The real weak link in this GHG lifecycle emissions concept is the ability to measure and value the carbon emissions and sequestration and the process by which “value” gets assigned to practices and manufacturing processes.  Yet, as might be expected from ethanol advocates, it is the simple, fundamental, and rational economic concept that is argued against.    Consider the perspectives shared by a lobbyist and a US Senator on the issue of “indirect land use changes” driven by US biofuel policy:

  •  Basically, the EPA has determined that the production of ethanol in America is forcing land use changes in Brazil and other foreign countries to destroy their valuable rain forests to produce farm commodities to make up for reduced exports of these commodities from the United States. Mr. Chairman, I have been in Washington for a long time, but I have never heard of a more bizarre concept. – Tom Buis, CEO, Growth Energy
  •  Every chance I get, I’m going to bring this issue up.
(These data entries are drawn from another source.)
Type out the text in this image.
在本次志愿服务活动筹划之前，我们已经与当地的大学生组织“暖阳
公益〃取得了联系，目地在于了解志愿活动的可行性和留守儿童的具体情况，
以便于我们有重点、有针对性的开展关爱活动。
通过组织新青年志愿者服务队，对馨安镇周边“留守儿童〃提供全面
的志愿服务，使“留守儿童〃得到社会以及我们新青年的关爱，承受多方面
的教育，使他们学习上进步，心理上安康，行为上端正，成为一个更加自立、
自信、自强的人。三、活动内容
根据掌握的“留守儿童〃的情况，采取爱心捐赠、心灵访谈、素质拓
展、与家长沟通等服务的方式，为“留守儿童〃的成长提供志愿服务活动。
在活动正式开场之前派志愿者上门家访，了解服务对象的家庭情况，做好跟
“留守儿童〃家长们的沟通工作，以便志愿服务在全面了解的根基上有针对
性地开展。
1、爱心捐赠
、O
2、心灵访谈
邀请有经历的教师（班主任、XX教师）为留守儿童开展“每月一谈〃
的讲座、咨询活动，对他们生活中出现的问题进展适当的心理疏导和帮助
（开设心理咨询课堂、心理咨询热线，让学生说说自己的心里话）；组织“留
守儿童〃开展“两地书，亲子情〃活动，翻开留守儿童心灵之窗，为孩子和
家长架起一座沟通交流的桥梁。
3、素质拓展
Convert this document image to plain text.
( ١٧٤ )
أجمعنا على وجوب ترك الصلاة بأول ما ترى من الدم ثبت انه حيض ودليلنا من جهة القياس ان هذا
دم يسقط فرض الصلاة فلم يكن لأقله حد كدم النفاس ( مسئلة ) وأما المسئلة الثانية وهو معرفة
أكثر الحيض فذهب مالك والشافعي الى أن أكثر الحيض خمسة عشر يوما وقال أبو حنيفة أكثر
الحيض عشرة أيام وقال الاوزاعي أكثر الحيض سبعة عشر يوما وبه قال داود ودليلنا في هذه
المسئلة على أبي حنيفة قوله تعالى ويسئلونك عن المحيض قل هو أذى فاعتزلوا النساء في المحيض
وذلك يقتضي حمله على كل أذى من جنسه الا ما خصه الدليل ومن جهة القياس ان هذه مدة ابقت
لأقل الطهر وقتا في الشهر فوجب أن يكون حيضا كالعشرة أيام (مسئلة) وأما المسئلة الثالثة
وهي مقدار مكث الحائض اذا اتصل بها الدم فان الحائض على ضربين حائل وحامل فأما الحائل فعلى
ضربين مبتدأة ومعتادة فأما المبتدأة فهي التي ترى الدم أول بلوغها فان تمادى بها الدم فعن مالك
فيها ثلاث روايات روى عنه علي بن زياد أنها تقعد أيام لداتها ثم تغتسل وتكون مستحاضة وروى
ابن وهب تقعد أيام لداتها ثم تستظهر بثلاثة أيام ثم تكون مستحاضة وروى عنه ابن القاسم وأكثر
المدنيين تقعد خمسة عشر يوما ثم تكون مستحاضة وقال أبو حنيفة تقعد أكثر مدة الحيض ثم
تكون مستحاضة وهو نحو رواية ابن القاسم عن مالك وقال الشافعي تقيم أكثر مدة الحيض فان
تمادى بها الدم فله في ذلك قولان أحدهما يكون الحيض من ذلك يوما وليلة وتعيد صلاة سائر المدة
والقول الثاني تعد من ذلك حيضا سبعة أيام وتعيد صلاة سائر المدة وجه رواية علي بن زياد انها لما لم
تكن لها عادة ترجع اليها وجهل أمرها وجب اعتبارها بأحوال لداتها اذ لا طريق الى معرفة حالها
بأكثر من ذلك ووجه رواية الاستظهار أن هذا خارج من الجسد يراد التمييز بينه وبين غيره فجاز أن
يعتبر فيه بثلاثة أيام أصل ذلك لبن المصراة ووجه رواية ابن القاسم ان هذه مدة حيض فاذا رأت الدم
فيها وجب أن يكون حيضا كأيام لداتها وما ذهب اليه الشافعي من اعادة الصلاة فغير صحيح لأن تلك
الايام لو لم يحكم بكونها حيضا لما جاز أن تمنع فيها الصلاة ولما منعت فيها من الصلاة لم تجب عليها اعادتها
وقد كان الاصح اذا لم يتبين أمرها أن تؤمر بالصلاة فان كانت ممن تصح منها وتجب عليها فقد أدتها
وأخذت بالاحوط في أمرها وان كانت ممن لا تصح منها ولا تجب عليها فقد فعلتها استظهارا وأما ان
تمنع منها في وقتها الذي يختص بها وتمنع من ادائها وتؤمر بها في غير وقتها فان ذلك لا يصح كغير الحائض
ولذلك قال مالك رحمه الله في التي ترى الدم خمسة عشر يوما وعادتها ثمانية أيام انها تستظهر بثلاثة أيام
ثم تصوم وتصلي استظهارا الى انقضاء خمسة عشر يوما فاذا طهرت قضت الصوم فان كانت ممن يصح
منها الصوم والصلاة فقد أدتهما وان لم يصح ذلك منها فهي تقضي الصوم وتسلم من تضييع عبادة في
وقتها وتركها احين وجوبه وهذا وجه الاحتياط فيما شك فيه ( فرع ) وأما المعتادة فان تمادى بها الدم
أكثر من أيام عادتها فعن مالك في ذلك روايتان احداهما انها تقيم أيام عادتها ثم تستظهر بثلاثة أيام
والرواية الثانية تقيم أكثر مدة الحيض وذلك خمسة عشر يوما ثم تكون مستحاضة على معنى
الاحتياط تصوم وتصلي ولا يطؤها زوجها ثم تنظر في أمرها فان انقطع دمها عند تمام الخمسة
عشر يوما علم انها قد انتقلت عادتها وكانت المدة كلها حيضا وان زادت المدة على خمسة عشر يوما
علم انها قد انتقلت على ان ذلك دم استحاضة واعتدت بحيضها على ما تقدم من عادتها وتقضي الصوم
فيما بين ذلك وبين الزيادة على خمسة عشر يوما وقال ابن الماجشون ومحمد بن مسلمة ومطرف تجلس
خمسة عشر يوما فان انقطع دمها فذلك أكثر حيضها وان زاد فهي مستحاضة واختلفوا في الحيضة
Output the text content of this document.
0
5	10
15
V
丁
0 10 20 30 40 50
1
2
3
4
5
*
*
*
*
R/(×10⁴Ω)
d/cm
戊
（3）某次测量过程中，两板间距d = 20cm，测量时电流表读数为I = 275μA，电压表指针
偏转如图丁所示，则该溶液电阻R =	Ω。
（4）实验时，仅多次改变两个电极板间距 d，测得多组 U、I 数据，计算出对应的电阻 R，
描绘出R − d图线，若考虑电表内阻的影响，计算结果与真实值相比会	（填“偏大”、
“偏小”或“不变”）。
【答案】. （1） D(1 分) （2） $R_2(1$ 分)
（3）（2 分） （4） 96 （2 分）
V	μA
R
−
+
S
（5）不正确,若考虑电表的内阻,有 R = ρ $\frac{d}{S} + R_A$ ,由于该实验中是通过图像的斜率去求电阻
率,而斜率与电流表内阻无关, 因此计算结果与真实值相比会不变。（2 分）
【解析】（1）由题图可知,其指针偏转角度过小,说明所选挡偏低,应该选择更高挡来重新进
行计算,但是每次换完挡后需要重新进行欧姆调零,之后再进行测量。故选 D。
It’s so obvious that the EPA’s rationale doesn’t meet the common sense test.  It’s ridiculous to think that Brazilian farmers are looking to see what Iowa farmers are doing to determine how they run their own business, and quite frankly it’s plain unfair to farmers. –  Honorable Charles Grassley, US Senator (R-IA)

Addressing these comments above is one of those cases where a picture is indeed worth 1,000 words:

corn-and-soy-us-and-brazil

SOURCE: USDA, Foreign Agricultural Service: Production, Supply, and Distribution Online

Added: May 29, 2009

Lisa Lerer delves into the ”life cycle analysis” controversy in the May 26 issue of Politico.  Farm state Democrats are threatening to oppose the Waxman-Markey bill if, as required by EISA, EPA considers the indirect impacts on land-use changes abroad when determining the life-cycle CO2 emissions of domestic ethanol production. 

The same lawmakers enthusiastically supported the EISA renewable fuel program as a global warming policy when they thought it would rig the market in favor of corn farmers. Now they’re threatening to derail Obama’s cap-and-trade initiative if EPA follows the law they helped enact. 

Obama campaigned on a platform of CHANGE, but he may find that in Washington still, Pork Rules and Corn Is King.